No since that would be Java or C# syntax, and any decent C++ compiler would spit an error.

I wouldn't be surprised if printf() is broken somehow. A cast to a valid integer type to represent the address (e.g.: juce::pointer_sized_int) would confirm if that's true.


#6

TextImage could be a smart pointer.


#7

Yup it's a 64 bit build, debug. I have run it several times and it is the same every time.

I doubt it is just printf is giving wrong numbers. When I run it in xcode and stop with the debugger I see the same values.

 

About having it as a pointer.. You might just well be correct that it is unnecessary indirection. It is however working code.


#8

textImage is a normal old school pointer.


#9

Casting to a big integer type is how I first found it.

I made a small function to check pointer.... a bit of warning.. this is hackish ;)

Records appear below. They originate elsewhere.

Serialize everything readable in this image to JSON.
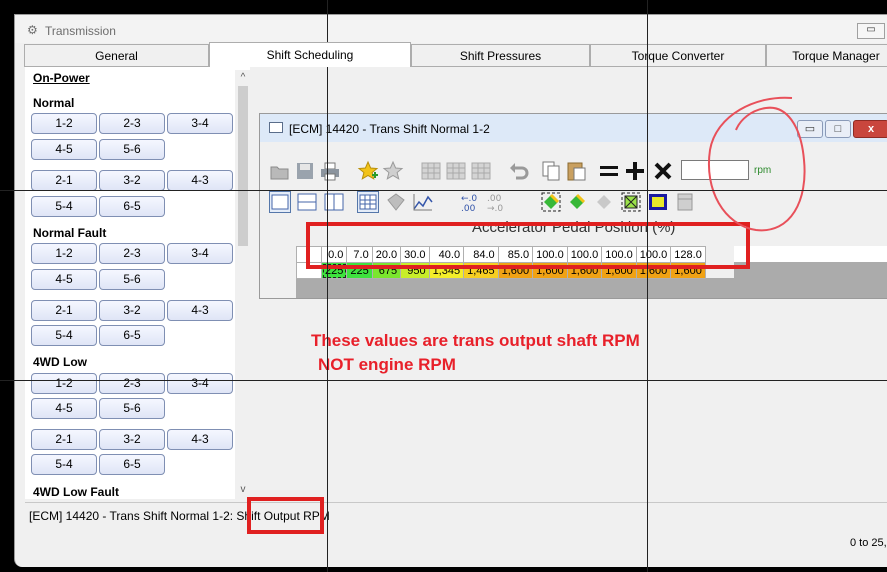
{
  "window": {
    "title": "Transmission",
    "minimize_glyph": "▭",
    "icon": "gear-icon"
  },
  "tabs": [
    "General",
    "Shift Scheduling",
    "Shift Pressures",
    "Torque Converter",
    "Torque Manager"
  ],
  "active_tab": "Shift Scheduling",
  "left_panel": {
    "heading": "On-Power",
    "sections": [
      {
        "title": "Normal",
        "rows": [
          [
            "1-2",
            "2-3",
            "3-4"
          ],
          [
            "4-5",
            "5-6"
          ],
          [
            "2-1",
            "3-2",
            "4-3"
          ],
          [
            "5-4",
            "6-5"
          ]
        ]
      },
      {
        "title": "Normal Fault",
        "rows": [
          [
            "1-2",
            "2-3",
            "3-4"
          ],
          [
            "4-5",
            "5-6"
          ],
          [
            "2-1",
            "3-2",
            "4-3"
          ],
          [
            "5-4",
            "6-5"
          ]
        ]
      },
      {
        "title": "4WD Low",
        "rows": [
          [
            "1-2",
            "2-3",
            "3-4"
          ],
          [
            "4-5",
            "5-6"
          ],
          [
            "2-1",
            "3-2",
            "4-3"
          ],
          [
            "5-4",
            "6-5"
          ]
        ]
      },
      {
        "title": "4WD Low Fault"
      }
    ],
    "scroll_up": "^",
    "scroll_down": "v"
  },
  "ecm_window": {
    "title": "[ECM] 14420 - Trans Shift Normal 1-2",
    "min_glyph": "▭",
    "max_glyph": "□",
    "close_glyph": "x",
    "rpm_value": "",
    "rpm_unit": "rpm",
    "axis_title": "Accelerator Pedal Position (%)",
    "table": {
      "headers": [
        "0.0",
        "7.0",
        "20.0",
        "30.0",
        "40.0",
        "84.0",
        "85.0",
        "100.0",
        "100.0",
        "100.0",
        "100.0",
        "128.0"
      ],
      "values": [
        "225",
        "225",
        "675",
        "950",
        "1,345",
        "1,465",
        "1,600",
        "1,600",
        "1,600",
        "1,600",
        "1,600",
        "1,600"
      ],
      "cell_colors": [
        "#3ee23e",
        "#3ee23e",
        "#7be62e",
        "#c8ee2a",
        "#f3ee2a",
        "#f7cf22",
        "#f0a214",
        "#f0a214",
        "#f0a214",
        "#f0a214",
        "#f0a214",
        "#f0a214"
      ]
    }
  },
  "annotation": {
    "line1": "These values are trans output shaft RPM",
    "line2": "NOT engine RPM",
    "color": "#e8202a"
  },
  "status": {
    "text": "[ECM] 14420 - Trans Shift Normal 1-2: Shift Output RPM",
    "range": "0 to 25,"
  }
}
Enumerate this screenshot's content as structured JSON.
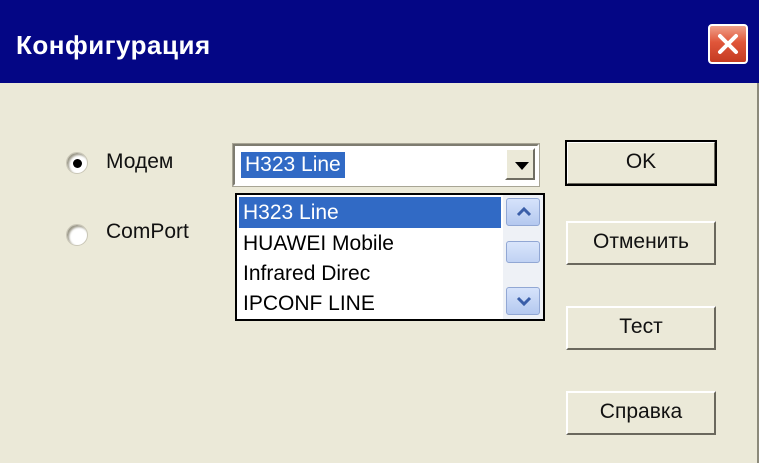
{
  "window": {
    "title": "Конфигурация"
  },
  "radios": [
    {
      "label": "Модем",
      "checked": true
    },
    {
      "label": "ComPort",
      "checked": false
    }
  ],
  "combo": {
    "selected": "H323 Line",
    "options": [
      "H323 Line",
      "HUAWEI Mobile",
      "Infrared Direc",
      "IPCONF LINE"
    ]
  },
  "buttons": {
    "ok": "OK",
    "cancel": "Отменить",
    "test": "Тест",
    "help": "Справка"
  },
  "colors": {
    "title_bar": "#040685",
    "selection": "#316ac5",
    "face": "#ebe9d8"
  },
  "icons": {
    "close": "close-icon",
    "dropdown": "chevron-down-icon",
    "scroll_up": "scroll-up-icon",
    "scroll_down": "scroll-down-icon"
  }
}
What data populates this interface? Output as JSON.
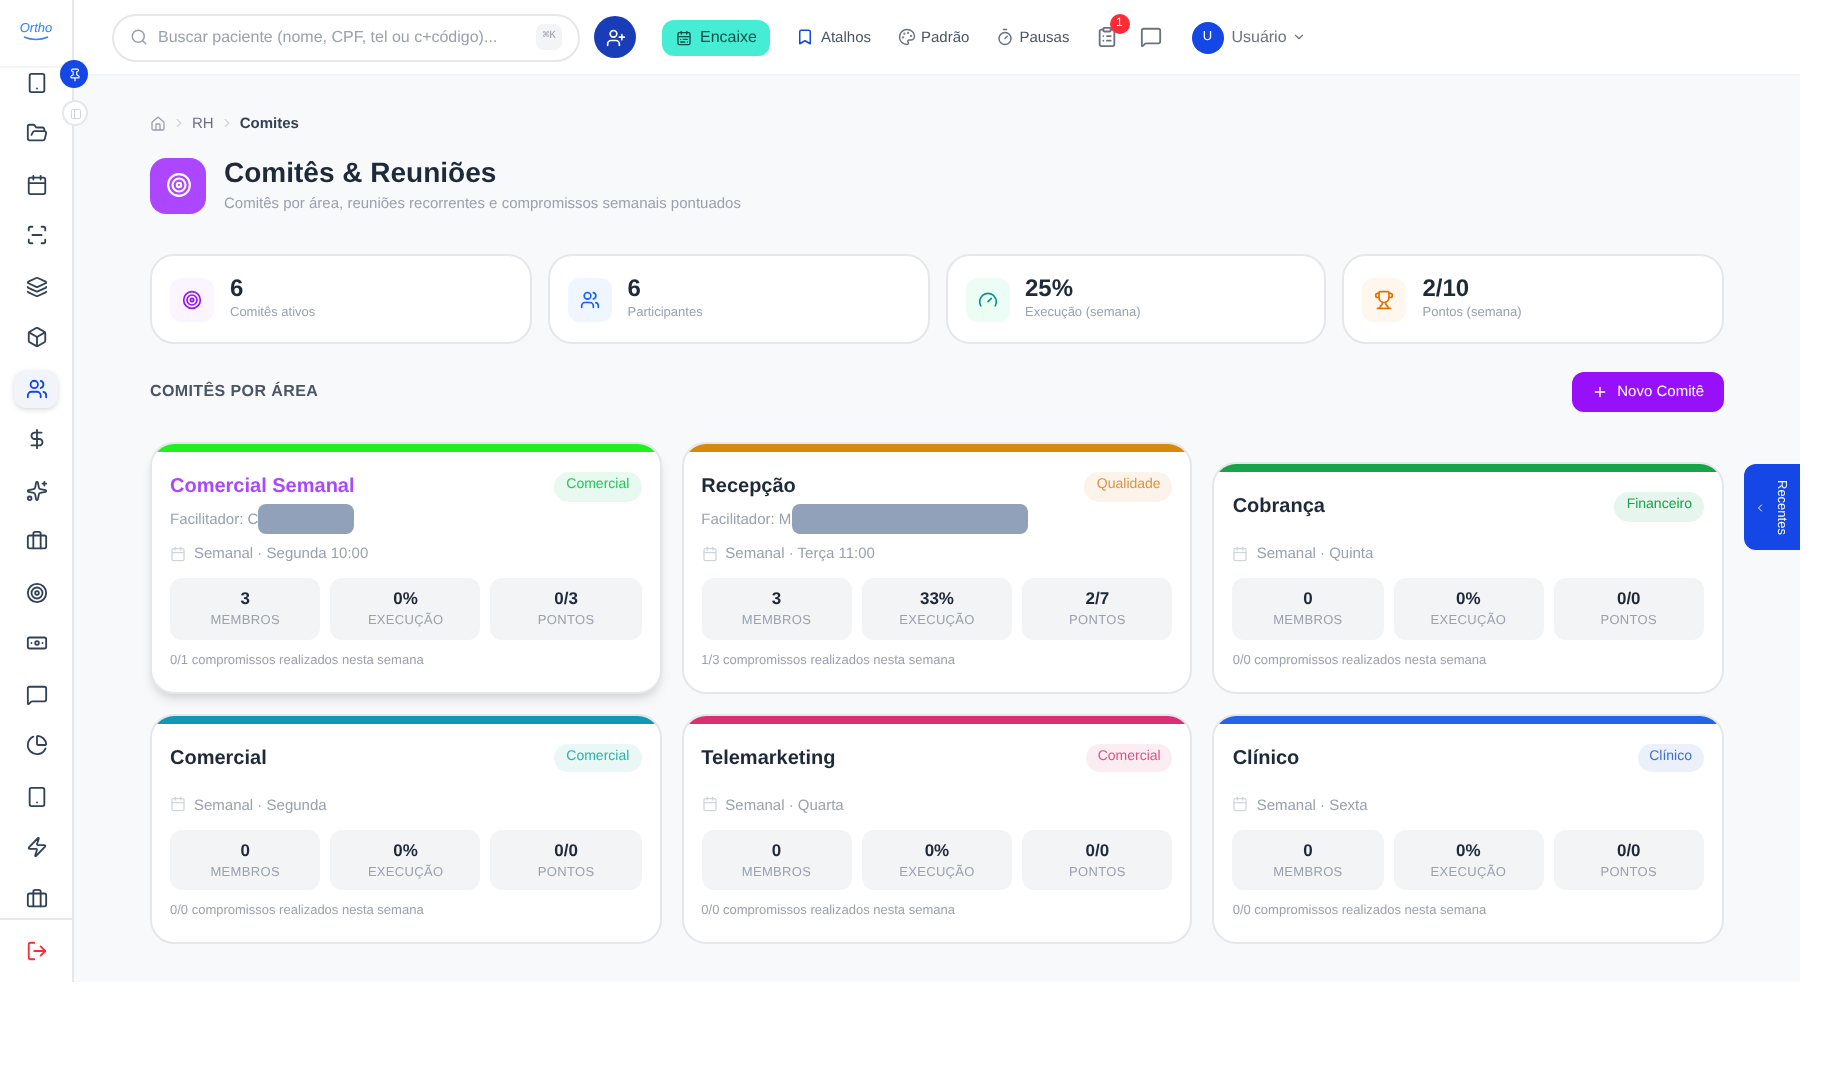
{
  "logo": "Ortho",
  "sidebar": {
    "items": [
      {
        "selected": false
      },
      {
        "selected": false
      },
      {
        "selected": false
      },
      {
        "selected": false
      },
      {
        "selected": false
      },
      {
        "selected": false
      },
      {
        "selected": true
      },
      {
        "selected": false
      },
      {
        "selected": false
      },
      {
        "selected": false
      },
      {
        "selected": false
      },
      {
        "selected": false
      },
      {
        "selected": false
      },
      {
        "selected": false
      },
      {
        "selected": false
      },
      {
        "selected": false
      },
      {
        "selected": false
      }
    ]
  },
  "topbar": {
    "search": {
      "placeholder": "Buscar paciente (nome, CPF, tel ou c+código)...",
      "shortcut": "⌘K"
    },
    "encaixe": "Encaixe",
    "links": [
      "Atalhos",
      "Padrão",
      "Pausas"
    ],
    "notifications": "1",
    "avatar": "U",
    "user": "Usuário"
  },
  "breadcrumb": [
    "RH",
    "Comites"
  ],
  "header": {
    "title": "Comitês & Reuniões",
    "subtitle": "Comitês por área, reuniões recorrentes e compromissos semanais pontuados"
  },
  "stats": [
    {
      "kind": "target",
      "value": "6",
      "label": "Comitês ativos"
    },
    {
      "kind": "users",
      "value": "6",
      "label": "Participantes"
    },
    {
      "kind": "gauge",
      "value": "25%",
      "label": "Execução (semana)"
    },
    {
      "kind": "trophy",
      "value": "2/10",
      "label": "Pontos (semana)"
    }
  ],
  "section_title": "COMITÊS POR ÁREA",
  "new_button": "Novo Comitê",
  "committees": [
    {
      "title": "Comercial Semanal",
      "highlighted": true,
      "color": "#22ee22",
      "tag": {
        "label": "Comercial",
        "color": "#22c55e"
      },
      "facilitator": "Facilitador: C",
      "schedule": "Semanal · Segunda 10:00",
      "metrics": [
        {
          "value": "3",
          "label": "MEMBROS"
        },
        {
          "value": "0%",
          "label": "EXECUÇÃO"
        },
        {
          "value": "0/3",
          "label": "PONTOS"
        }
      ],
      "footer": "0/1 compromissos realizados nesta semana"
    },
    {
      "title": "Recepção",
      "highlighted": false,
      "color": "#d4890f",
      "tag": {
        "label": "Qualidade",
        "color": "#e0913a"
      },
      "facilitator": "Facilitador: M",
      "schedule": "Semanal · Terça 11:00",
      "metrics": [
        {
          "value": "3",
          "label": "MEMBROS"
        },
        {
          "value": "33%",
          "label": "EXECUÇÃO"
        },
        {
          "value": "2/7",
          "label": "PONTOS"
        }
      ],
      "footer": "1/3 compromissos realizados nesta semana"
    },
    {
      "title": "Cobrança",
      "highlighted": false,
      "color": "#16a34a",
      "tag": {
        "label": "Financeiro",
        "color": "#16a34a"
      },
      "schedule": "Semanal · Quinta",
      "metrics": [
        {
          "value": "0",
          "label": "MEMBROS"
        },
        {
          "value": "0%",
          "label": "EXECUÇÃO"
        },
        {
          "value": "0/0",
          "label": "PONTOS"
        }
      ],
      "footer": "0/0 compromissos realizados nesta semana"
    },
    {
      "title": "Comercial",
      "highlighted": false,
      "color": "#1596b3",
      "tag": {
        "label": "Comercial",
        "color": "#2bb3a8"
      },
      "schedule": "Semanal · Segunda",
      "metrics": [
        {
          "value": "0",
          "label": "MEMBROS"
        },
        {
          "value": "0%",
          "label": "EXECUÇÃO"
        },
        {
          "value": "0/0",
          "label": "PONTOS"
        }
      ],
      "footer": "0/0 compromissos realizados nesta semana"
    },
    {
      "title": "Telemarketing",
      "highlighted": false,
      "color": "#db2f74",
      "tag": {
        "label": "Comercial",
        "color": "#e0527f"
      },
      "schedule": "Semanal · Quarta",
      "metrics": [
        {
          "value": "0",
          "label": "MEMBROS"
        },
        {
          "value": "0%",
          "label": "EXECUÇÃO"
        },
        {
          "value": "0/0",
          "label": "PONTOS"
        }
      ],
      "footer": "0/0 compromissos realizados nesta semana"
    },
    {
      "title": "Clínico",
      "highlighted": false,
      "color": "#2563eb",
      "tag": {
        "label": "Clínico",
        "color": "#3b6fd8"
      },
      "schedule": "Semanal · Sexta",
      "metrics": [
        {
          "value": "0",
          "label": "MEMBROS"
        },
        {
          "value": "0%",
          "label": "EXECUÇÃO"
        },
        {
          "value": "0/0",
          "label": "PONTOS"
        }
      ],
      "footer": "0/0 compromissos realizados nesta semana"
    }
  ],
  "recent_tab": "Recentes"
}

In a normal Release build this will be just a null-check but in Debug some more where I set breakpoints and stuff.

 

//this is by no means watertight or even close but might catch a few percent of potential pointer bugs.
bool okPointer(void* p) {
    if(p != nullptr) {
#ifdef DEBUG_BUILD
        uint64_t address = reinterpret_cast<uint64_t>(p);
//                     0x610000c00570
        if(address > 0x400000000) {
            DBUG(("WARNING, strangely large pointer value %p", p));
            return false;
        }
        if(address < 0x000001000) {
            DBUG(("WARNING, strangely small pointer value %p", p));
            return false;
        }
#endif
        return true;
    }
    return false;
}


#10

Helpful advice:

1. Never create a new Image! it's a by-value class, you never need to allocate it on the heap.

2. Never worry about the physical numbers that your pointers have! It doesn't matter, let the compiler worry about this. On 64-bit systems allocators use all kinds of tricks to place blocks of memory, but it's not your problem.


#11

(3.) And if you are really concerned by what's hap IMHO the only way is to look inside the assembly generated by your compiler.